Greetings, everyone! I recently had a customer who was running into an issue where they were seeing the Cisco UCS System Event Log (SEL) fullness being reported within vCenter Server.

Upon looking at the host’s SEL Logs tab in UCS Manager, we could see that the SEL had filled up due to a significant number of ECC errors on a particular set of DIMMs. Typically, we could just clear the SEL and move on, but I’ve found that following these steps can not only clear the SEL, but may reset the ECC memory error state to help determine if a DIMM truly is flaky.

  1. Open your SSH client of choice and connect to the Cisco UCS Manager.


  2. Log in to UCS Manager. In this particular environment, the customer had to logon using their domain credentials in this format:
    ucs-DOMAIN\USERID


  3. Run these set of commands to connect to the particular blade (if applicable), reset the memory errors, and clear the SEL.

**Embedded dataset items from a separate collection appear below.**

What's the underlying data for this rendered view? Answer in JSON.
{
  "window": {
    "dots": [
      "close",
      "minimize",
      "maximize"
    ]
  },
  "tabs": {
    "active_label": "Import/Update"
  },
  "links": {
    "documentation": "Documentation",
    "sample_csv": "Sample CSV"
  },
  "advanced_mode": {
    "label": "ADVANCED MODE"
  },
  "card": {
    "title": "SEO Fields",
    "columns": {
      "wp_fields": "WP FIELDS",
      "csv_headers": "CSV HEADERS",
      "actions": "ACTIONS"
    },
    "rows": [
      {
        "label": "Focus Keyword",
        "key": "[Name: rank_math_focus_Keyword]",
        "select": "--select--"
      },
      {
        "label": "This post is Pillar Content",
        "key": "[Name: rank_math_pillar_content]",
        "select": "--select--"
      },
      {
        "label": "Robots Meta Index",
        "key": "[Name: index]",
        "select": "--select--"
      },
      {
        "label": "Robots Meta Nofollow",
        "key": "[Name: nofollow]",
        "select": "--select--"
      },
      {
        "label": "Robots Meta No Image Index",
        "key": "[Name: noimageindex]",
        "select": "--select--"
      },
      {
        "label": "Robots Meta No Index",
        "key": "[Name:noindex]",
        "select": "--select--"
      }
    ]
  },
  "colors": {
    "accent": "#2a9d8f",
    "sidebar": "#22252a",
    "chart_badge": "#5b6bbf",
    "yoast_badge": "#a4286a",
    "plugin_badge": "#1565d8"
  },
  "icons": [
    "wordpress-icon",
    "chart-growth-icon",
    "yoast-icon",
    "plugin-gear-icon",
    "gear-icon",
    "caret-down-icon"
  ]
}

    In this example, connect to Chassis #3, Blade #2:
    scope server 3/2

    Then, reset all ECC memory errors being reported in the SEL:
    reset-all-memory-errors

    Commit the changes to UCS manager:
    commit-buffer

    The next step is to reset or clear the SEL:
    clear sel

    Again, commit the changes to UCS Manager:
    commit-buffer

  4. I believe the last step is optional, but in my experience, it didn’t hurt. Reset the CIMC, just to be safe.
    reset

    As usual, commit the changes:
    commit-buffer

    Doing so will drop any connection to the CIMC for that server (including the SSH session that was established earlier in this post).


  5. Ping or try to connect to the CIMC address after a few minutes to ensure connectivity and remote management.

And that’s pretty much all there is to it! Hopefully you found this post helpful. As always, thanks for stopping by!